Monday, September 8, 2008

Canter's Deli of Fairfax.

after the NIN Concert, we grabbed a bite at Canter's, this Jewish diner in downtown LA. I had their world famous corned beef sandwich, which actually wasn't too impressive. But i did enjoy the casual yet chaotic ambiance of the deli and i was happy to appease my growling tummy and parched throat.


We tried a Halvah bar we purchased from Canter's in the Fairfax district in downtown LA. It reminded me of a chinese confection. Grainy and sweet in the inside. It was tasty but one bar was equivalent to more than a meal in calories!

Halvah is a Turkish confection. It is one of the worlds oldest candies.The earliest references date as far back as the year 3000 B.C. The word halvah means literally 'sweetmeat'.
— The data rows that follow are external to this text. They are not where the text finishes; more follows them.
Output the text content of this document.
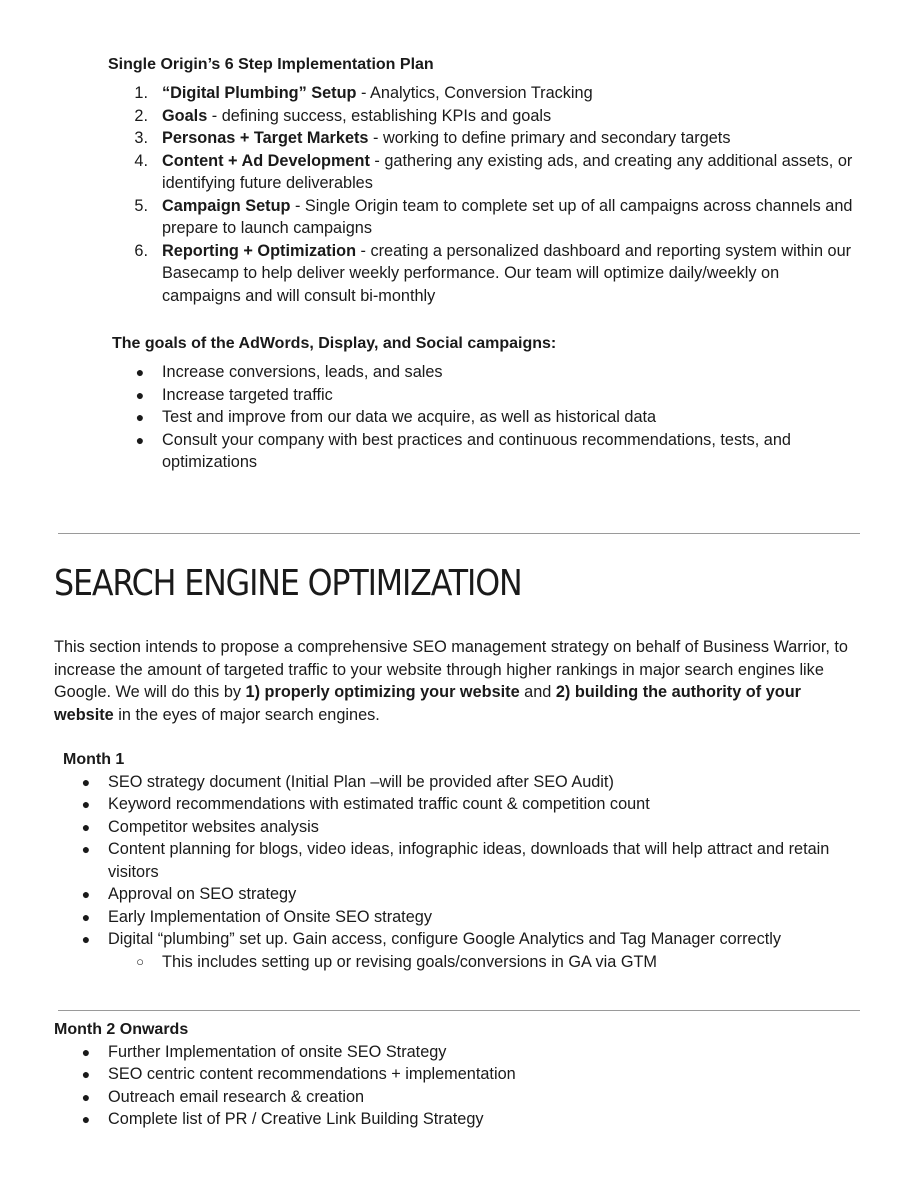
Single Origin’s 6 Step Implementation Plan
1. “Digital Plumbing” Setup - Analytics, Conversion Tracking
2. Goals - defining success, establishing KPIs and goals
3. Personas + Target Markets - working to define primary and secondary targets
4. Content + Ad Development - gathering any existing ads, and creating any additional assets, or
identifying future deliverables
5. Campaign Setup - Single Origin team to complete set up of all campaigns across channels and
prepare to launch campaigns
6. Reporting + Optimization - creating a personalized dashboard and reporting system within our
Basecamp to help deliver weekly performance. Our team will optimize daily/weekly on
campaigns and will consult bi-monthly
The goals of the AdWords, Display, and Social campaigns:
● Increase conversions, leads, and sales
● Increase targeted traffic
● Test and improve from our data we acquire, as well as historical data
● Consult your company with best practices and continuous recommendations, tests, and
optimizations
SEARCH ENGINE OPTIMIZATION
This section intends to propose a comprehensive SEO management strategy on behalf of Business Warrior, to
increase the amount of targeted traffic to your website through higher rankings in major search engines like
Google. We will do this by 1) properly optimizing your website and 2) building the authority of your
website in the eyes of major search engines.
Month 1
● SEO strategy document (Initial Plan –will be provided after SEO Audit)
● Keyword recommendations with estimated traffic count & competition count
● Competitor websites analysis
● Content planning for blogs, video ideas, infographic ideas, downloads that will help attract and retain
visitors
● Approval on SEO strategy
● Early Implementation of Onsite SEO strategy
● Digital “plumbing” set up. Gain access, configure Google Analytics and Tag Manager correctly
○ This includes setting up or revising goals/conversions in GA via GTM
Month 2 Onwards
● Further Implementation of onsite SEO Strategy
● SEO centric content recommendations + implementation
● Outreach email research & creation
● Complete list of PR / Creative Link Building Strategy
Ingredients include tahini and sugar. Tahini is created by grinding sesame seeds into a smooth creamy butter. Sesame seeds are rich in calcium, zinc, iron, phosphorous, protein, niacin and lecithin and many B complex vitamins.
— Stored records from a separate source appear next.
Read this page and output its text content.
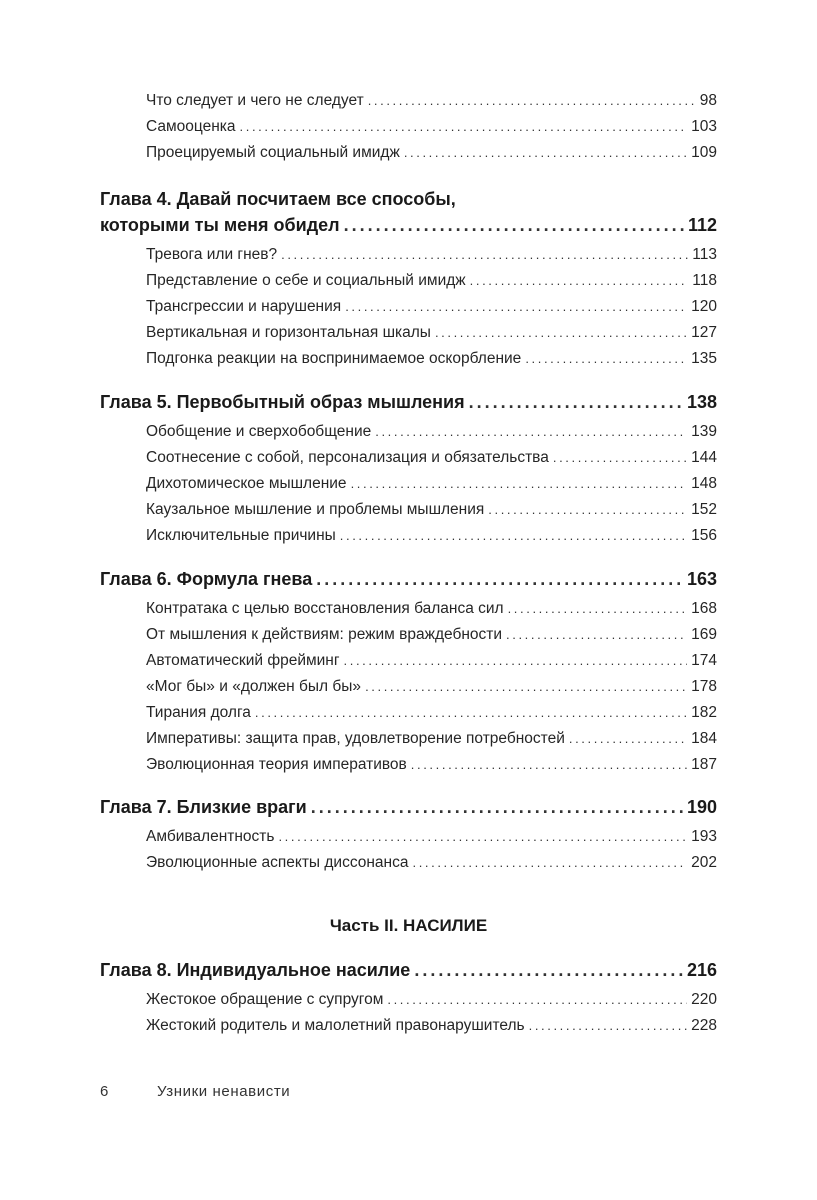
Что следует и чего не следует .....	98
Самооценка .....	103
Проецируемый социальный имидж .....	109
Глава 4. Давай посчитаем все способы,
которыми ты меня обидел .....	112
Тревога или гнев? .....	113
Представление о себе и социальный имидж .....	118
Трансгрессии и нарушения .....	120
Вертикальная и горизонтальная шкалы .....	127
Подгонка реакции на воспринимаемое оскорбление .....	135
Глава 5. Первобытный образ мышления .....	138
Обобщение и сверхобобщение .....	139
Соотнесение с собой, персонализация и обязательства .....	144
Дихотомическое мышление .....	148
Каузальное мышление и проблемы мышления .....	152
Исключительные причины .....	156
Глава 6. Формула гнева .....	163
Контратака с целью восстановления баланса сил .....	168
От мышления к действиям: режим враждебности .....	169
Автоматический фрейминг .....	174
«Мог бы» и «должен был бы» .....	178
Тирания долга .....	182
Императивы: защита прав, удовлетворение потребностей .....	184
Эволюционная теория императивов .....	187
Глава 7. Близкие враги .....	190
Амбивалентность .....	193
Эволюционные аспекты диссонанса .....	202
Часть II. НАСИЛИЕ
Глава 8. Индивидуальное насилие .....	216
Жестокое обращение с супругом .....	220
Жестокий родитель и малолетний правонарушитель .....	228
6	Узники ненависти
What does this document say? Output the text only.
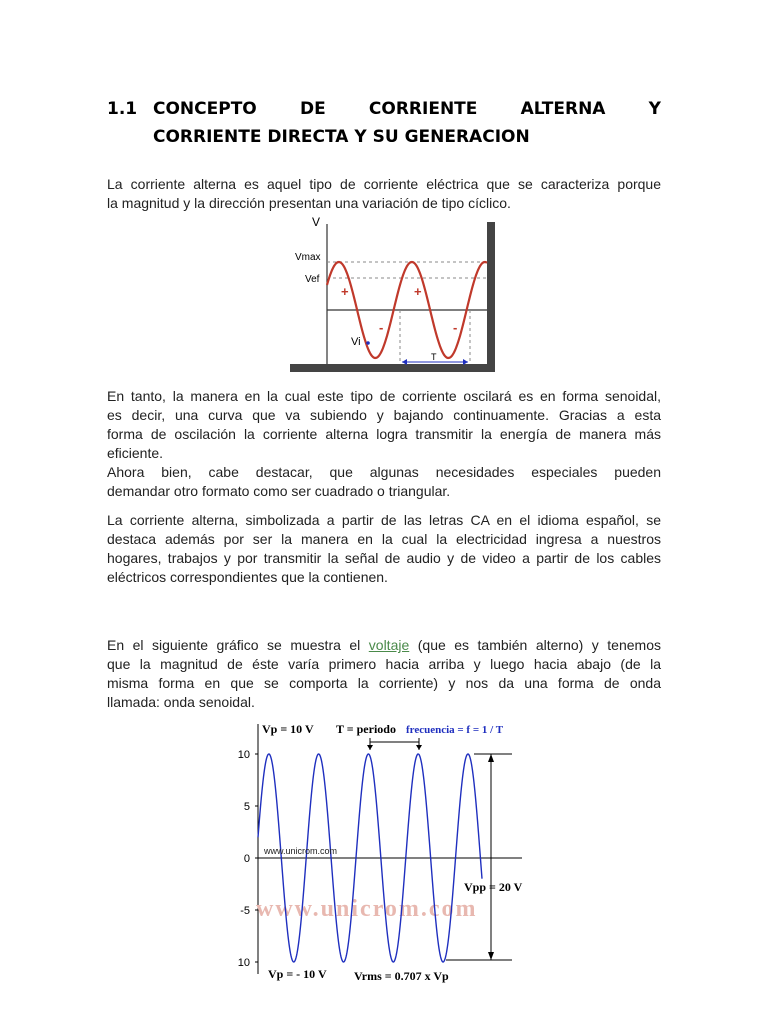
1.1 CONCEPTO DE CORRIENTE ALTERNA Y
CORRIENTE DIRECTA Y SU GENERACION
La corriente alterna es aquel tipo de corriente eléctrica que se caracteriza porque
la magnitud y la dirección presentan una variación de tipo cíclico.
V
Vmax
Vef
Vi
+	+
-	-
T
En tanto, la manera en la cual este tipo de corriente oscilará es en forma senoidal,
es decir, una curva que va subiendo y bajando continuamente. Gracias a esta
forma de oscilación la corriente alterna logra transmitir la energía de manera más
eficiente.
Ahora bien, cabe destacar, que algunas necesidades especiales pueden
demandar otro formato como ser cuadrado o triangular.
La corriente alterna, simbolizada a partir de las letras CA en el idioma español, se
destaca además por ser la manera en la cual la electricidad ingresa a nuestros
hogares, trabajos y por transmitir la señal de audio y de video a partir de los cables
eléctricos correspondientes que la contienen.
En el siguiente gráfico se muestra el voltaje (que es también alterno) y tenemos
que la magnitud de éste varía primero hacia arriba y luego hacia abajo (de la
misma forma en que se comporta la corriente) y nos da una forma de onda
llamada: onda senoidal.
10
5
0
-5
10
www.unicrom.com
www.unicrom.com
Vp = 10 V T = periodo frecuencia = f = 1 / T
Vpp = 20 V
Vp = - 10 V Vrms = 0.707 x Vp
Halvah contains three basic nutrients; protein and vegetable fat from tahini and carbohydrates from sugar. Halvah provides protein and calories, making it an excellent choice for the beginning of the day or for a backpacking energy source.


this morph was the best!

i had heard a few NIN songs prior to going to the concert and liked his stuff but when i heard and saw him perform live, it blew me away. not only was the music awesome, the technical stuff and performance itself was remarkable. i especially enjoyed it when he threw his stuff across the stage and the stage hands had to keep coming up to pick up after him. the bush to mccain morph was really cool. as was the Censored for your protection cam shots which included 2 people having sex. i am officially a NIN fan.